Les méthodes de FLE répondent à une approche communicative et fonctionnelle de la langue française. L’objectif final est de fournir à l’élève un ensemble de compétences orales et écrites en lien avec son âge et son intérêt. Les éditions du FLE proposent suffisamment de manuels différents selon l’âge des apprenants pour que l’on puisse faire un choix. Comme tout matériel pédagogique utilisé avec des enfants sourds, ces manuels doivent être adaptés. Il s’agit de s’inspirer de ce que l’on trouve dans les méthodes de FLE pour mettre l’élève en situation d’acteur et lui donner envie de s’exprimer, de communiquer ou de créer.

CONCLUSION















La scolarisation des enfants sourds comme des enfant migrants représente un triple défi : tout d’abord à ces élèves qui doivent travailler d’avantage que leurs camarades français et entendants, à leur famille dans leur rôle de soutien et de suivi scolaire, et bien sûr à l’école.

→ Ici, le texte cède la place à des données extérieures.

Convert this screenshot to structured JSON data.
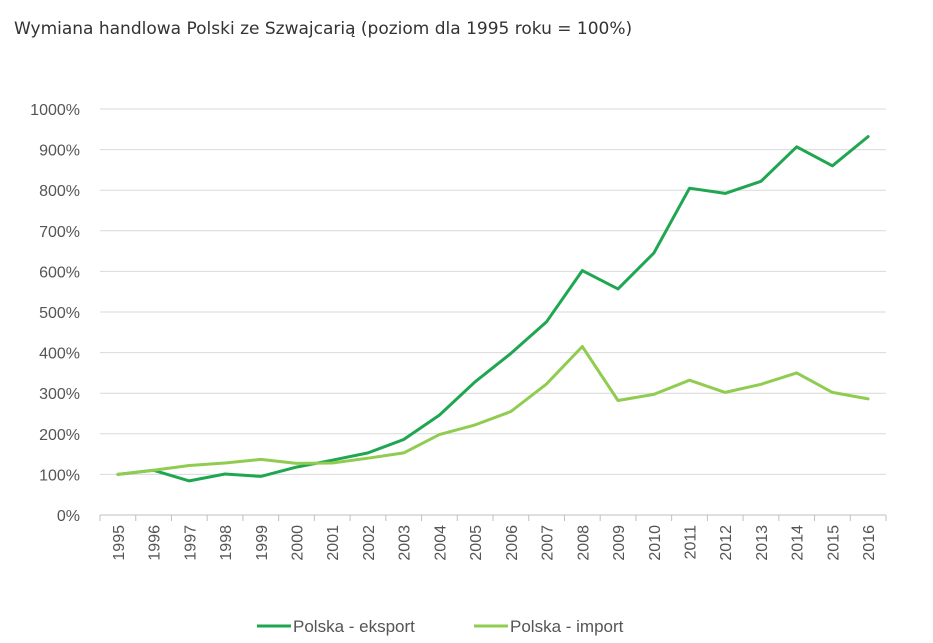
{
  "chart_data": {
    "type": "line",
    "title": "Wymiana handlowa Polski ze Szwajcarią (poziom dla 1995 roku = 100%)",
    "xlabel": "",
    "ylabel": "",
    "ylim": [
      0,
      1000
    ],
    "y_ticks": [
      "0%",
      "100%",
      "200%",
      "300%",
      "400%",
      "500%",
      "600%",
      "700%",
      "800%",
      "900%",
      "1000%"
    ],
    "categories": [
      "1995",
      "1996",
      "1997",
      "1998",
      "1999",
      "2000",
      "2001",
      "2002",
      "2003",
      "2004",
      "2005",
      "2006",
      "2007",
      "2008",
      "2009",
      "2010",
      "2011",
      "2012",
      "2013",
      "2014",
      "2015",
      "2016"
    ],
    "grid": true,
    "legend_position": "bottom",
    "series": [
      {
        "name": "Polska - eksport",
        "color": "#1fa651",
        "values": [
          100,
          110,
          84,
          101,
          95,
          118,
          135,
          153,
          186,
          246,
          328,
          398,
          476,
          602,
          557,
          645,
          805,
          792,
          822,
          907,
          860,
          932
        ]
      },
      {
        "name": "Polska - import",
        "color": "#8fcc4f",
        "values": [
          100,
          110,
          122,
          128,
          137,
          127,
          128,
          140,
          153,
          198,
          222,
          255,
          323,
          415,
          282,
          297,
          332,
          302,
          322,
          350,
          302,
          286
        ]
      }
    ]
  }
}
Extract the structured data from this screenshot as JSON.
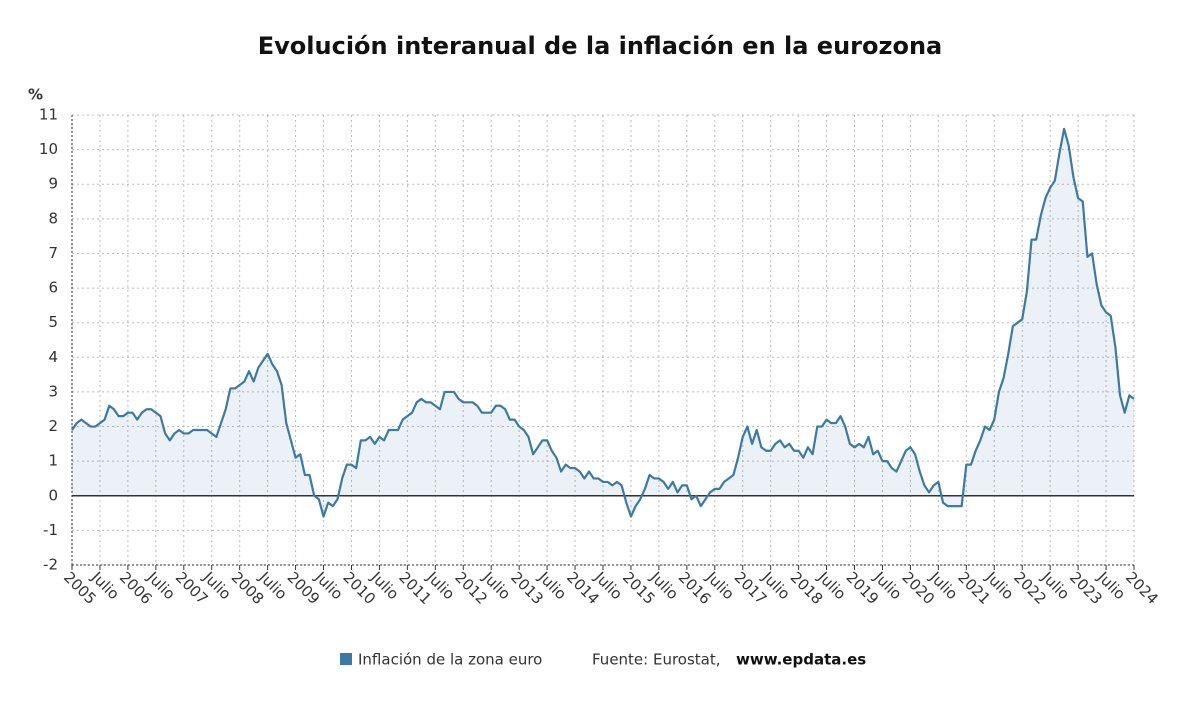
{
  "chart_data": {
    "type": "line",
    "title": "Evolución interanual de la inflación en la eurozona",
    "y_unit": "%",
    "categories": [
      "2005",
      null,
      null,
      null,
      null,
      null,
      "Julio",
      null,
      null,
      null,
      null,
      null,
      "2006",
      null,
      null,
      null,
      null,
      null,
      "Julio",
      null,
      null,
      null,
      null,
      null,
      "2007",
      null,
      null,
      null,
      null,
      null,
      "Julio",
      null,
      null,
      null,
      null,
      null,
      "2008",
      null,
      null,
      null,
      null,
      null,
      "Julio",
      null,
      null,
      null,
      null,
      null,
      "2009",
      null,
      null,
      null,
      null,
      null,
      "Julio",
      null,
      null,
      null,
      null,
      null,
      "2010",
      null,
      null,
      null,
      null,
      null,
      "Julio",
      null,
      null,
      null,
      null,
      null,
      "2011",
      null,
      null,
      null,
      null,
      null,
      "Julio",
      null,
      null,
      null,
      null,
      null,
      "2012",
      null,
      null,
      null,
      null,
      null,
      "Julio",
      null,
      null,
      null,
      null,
      null,
      "2013",
      null,
      null,
      null,
      null,
      null,
      "Julio",
      null,
      null,
      null,
      null,
      null,
      "2014",
      null,
      null,
      null,
      null,
      null,
      "Julio",
      null,
      null,
      null,
      null,
      null,
      "2015",
      null,
      null,
      null,
      null,
      null,
      "Julio",
      null,
      null,
      null,
      null,
      null,
      "2016",
      null,
      null,
      null,
      null,
      null,
      "Julio",
      null,
      null,
      null,
      null,
      null,
      "2017",
      null,
      null,
      null,
      null,
      null,
      "Julio",
      null,
      null,
      null,
      null,
      null,
      "2018",
      null,
      null,
      null,
      null,
      null,
      "Julio",
      null,
      null,
      null,
      null,
      null,
      "2019",
      null,
      null,
      null,
      null,
      null,
      "Julio",
      null,
      null,
      null,
      null,
      null,
      "2020",
      null,
      null,
      null,
      null,
      null,
      "Julio",
      null,
      null,
      null,
      null,
      null,
      "2021",
      null,
      null,
      null,
      null,
      null,
      "Julio",
      null,
      null,
      null,
      null,
      null,
      "2022",
      null,
      null,
      null,
      null,
      null,
      "Julio",
      null,
      null,
      null,
      null,
      null,
      "2023",
      null,
      null,
      null,
      null,
      null,
      "Julio",
      null,
      null,
      null,
      null,
      null,
      "2024"
    ],
    "series": [
      {
        "name": "Inflación de la zona euro",
        "color": "#3b7aa6",
        "values": [
          1.9,
          2.1,
          2.2,
          2.1,
          2.0,
          2.0,
          2.1,
          2.2,
          2.6,
          2.5,
          2.3,
          2.3,
          2.4,
          2.4,
          2.2,
          2.4,
          2.5,
          2.5,
          2.4,
          2.3,
          1.8,
          1.6,
          1.8,
          1.9,
          1.8,
          1.8,
          1.9,
          1.9,
          1.9,
          1.9,
          1.8,
          1.7,
          2.1,
          2.5,
          3.1,
          3.1,
          3.2,
          3.3,
          3.6,
          3.3,
          3.7,
          3.9,
          4.1,
          3.8,
          3.6,
          3.2,
          2.1,
          1.6,
          1.1,
          1.2,
          0.6,
          0.6,
          0.0,
          -0.1,
          -0.6,
          -0.2,
          -0.3,
          -0.1,
          0.5,
          0.9,
          0.9,
          0.8,
          1.6,
          1.6,
          1.7,
          1.5,
          1.7,
          1.6,
          1.9,
          1.9,
          1.9,
          2.2,
          2.3,
          2.4,
          2.7,
          2.8,
          2.7,
          2.7,
          2.6,
          2.5,
          3.0,
          3.0,
          3.0,
          2.8,
          2.7,
          2.7,
          2.7,
          2.6,
          2.4,
          2.4,
          2.4,
          2.6,
          2.6,
          2.5,
          2.2,
          2.2,
          2.0,
          1.9,
          1.7,
          1.2,
          1.4,
          1.6,
          1.6,
          1.3,
          1.1,
          0.7,
          0.9,
          0.8,
          0.8,
          0.7,
          0.5,
          0.7,
          0.5,
          0.5,
          0.4,
          0.4,
          0.3,
          0.4,
          0.3,
          -0.2,
          -0.6,
          -0.3,
          -0.1,
          0.2,
          0.6,
          0.5,
          0.5,
          0.4,
          0.2,
          0.4,
          0.1,
          0.3,
          0.3,
          -0.1,
          0.0,
          -0.3,
          -0.1,
          0.1,
          0.2,
          0.2,
          0.4,
          0.5,
          0.6,
          1.1,
          1.7,
          2.0,
          1.5,
          1.9,
          1.4,
          1.3,
          1.3,
          1.5,
          1.6,
          1.4,
          1.5,
          1.3,
          1.3,
          1.1,
          1.4,
          1.2,
          2.0,
          2.0,
          2.2,
          2.1,
          2.1,
          2.3,
          2.0,
          1.5,
          1.4,
          1.5,
          1.4,
          1.7,
          1.2,
          1.3,
          1.0,
          1.0,
          0.8,
          0.7,
          1.0,
          1.3,
          1.4,
          1.2,
          0.7,
          0.3,
          0.1,
          0.3,
          0.4,
          -0.2,
          -0.3,
          -0.3,
          -0.3,
          -0.3,
          0.9,
          0.9,
          1.3,
          1.6,
          2.0,
          1.9,
          2.2,
          3.0,
          3.4,
          4.1,
          4.9,
          5.0,
          5.1,
          5.9,
          7.4,
          7.4,
          8.1,
          8.6,
          8.9,
          9.1,
          9.9,
          10.6,
          10.1,
          9.2,
          8.6,
          8.5,
          6.9,
          7.0,
          6.1,
          5.5,
          5.3,
          5.2,
          4.3,
          2.9,
          2.4,
          2.9,
          2.8
        ]
      }
    ],
    "ylim": [
      -2,
      11
    ],
    "yticks": [
      -2,
      -1,
      0,
      1,
      2,
      3,
      4,
      5,
      6,
      7,
      8,
      9,
      10,
      11
    ],
    "grid": true,
    "source": "Fuente: Eurostat,",
    "source_site": "www.epdata.es"
  }
}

Le bilinguisme des enfants migrants n’est pas reconnu parce que leurs langues d’origine ne font pas partie en France du  " système de promotion sociale " (G. VERMES). Tandis que les enfants sourds sortent de ce non bilinguisme social.

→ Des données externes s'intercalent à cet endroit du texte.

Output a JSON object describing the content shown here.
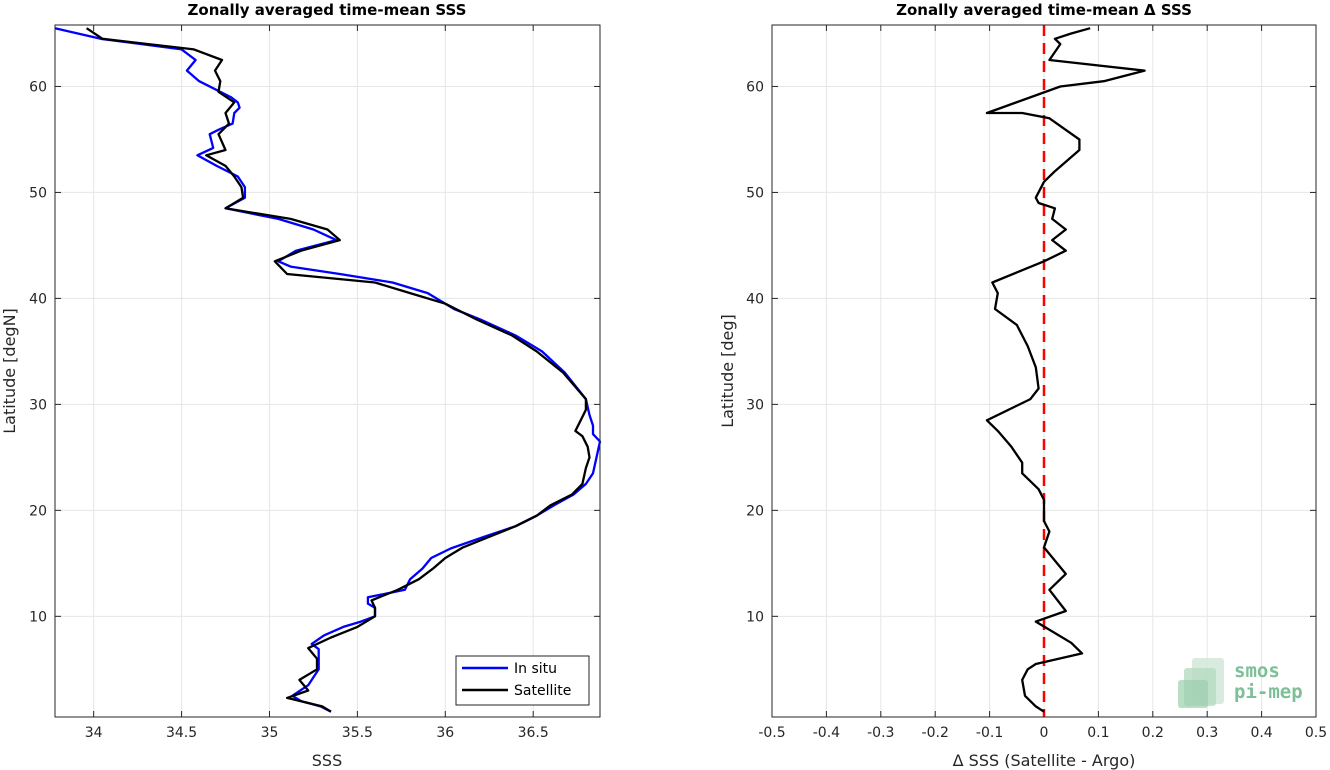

Si pendant plus de 100 ans la langue des signes a été exclue de l’éducation des enfants sourds, celle-ci est aujourd’hui légitimée (Loi FABIUS de 1991) et fascine les entendants.

L’éducation bilingue soulève cependant des problèmes dans sa mise en pratique et les réponses sont aussi nombreuses que diverses. Peut-on parler, dans les pratiques actuelles, d’éducation bilingue ? " Il faut avoir le courage " disait C. COURTIN, lors du colloque Surdité et Conceptualisation (Centre de Suresnes – 10 et 11 mai 2001) " d’enseigner la langue des signes aux enfants ".

L’utilisation des méthodes de FLE avec des enfants sourds est une intuition de ma part. L’approche de la langue française communicative et fonctionnelle, tient compte de l’intérêt des élèves ; le vocabulaire est largement réinvesti et les progressions grammaticale sont adaptées au bagage lexical des élèves ; les activités proposées sont motivantes et laissent place à l’interactivité et à la créativité. C’est pourquoi il me semble que l’on peut s’en inspirer pour aider les enfants sourds à entrer dans la langue française. Ceci n’est bien sûr qu’une ébauche, cela demande à être mis à l’épreuve des faits.